Maggie waved her ballpoint pen at him, before turning back to Cal Tarcher. “Before you go, Cal, did you happen to see Jilly last Tuesday evening?”

“There was lots of fog that night,” Cal said, looking, I thought, at her Bally shoes. “I remember Cotter’s date canceling because she didn’t want to drive in it.”

“Jilly went over about midnight,” I said. “Was there fog then?”

“No,” Maggie said. “It was nearly gone then.” She added, “It’s very changeable around here—the fog flits through like a bride’s veil or it settles thick as a blanket, then all of a sudden it vanishes. It was like that last Tuesday night. Cotter’s date was driving to your house?”

Cal nodded. She was, I saw, finally making eye contact with me. “Cotter likes his dates to pick him up,” she said, seeing my raised eyebrow. “He says it makes women feel powerful if they’re the ones driving. If they get annoyed with him they can just drop him off and leave him on the side of the road, no harm done.”

“So did you see Jilly or not?” Maggie asked. She didn’t like Cal Tarcher, I thought, looking from one woman to the other. I wondered why. Cal Tarcher seemed perfectly harmless to me, just painfully shy, just the opposite of Maggie, and that was perhaps why she didn’t like her. Cal Tarcher made her impatient.
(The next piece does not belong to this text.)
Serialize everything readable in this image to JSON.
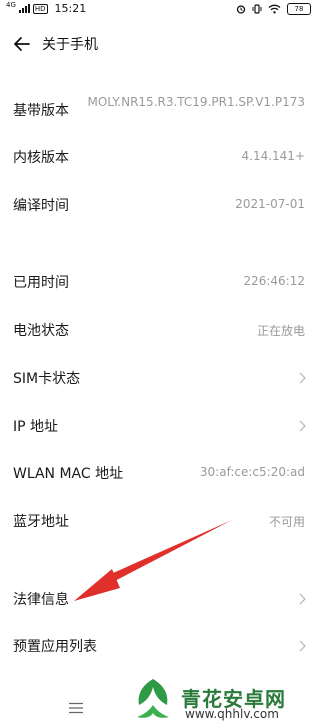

“Yes, I saw her,” Cal said. She took two steps toward the door. It seemed that now she wanted to get out of there. “It was around nine-thirty. She was driving her Porsche down Fifth Avenue, playing her car stereo real loud. I was eating a late dinner at The Edwardian. There were maybe ten, twelve people there. We all got up and went outside to wave to Jilly. She was singing at the top of her lungs.”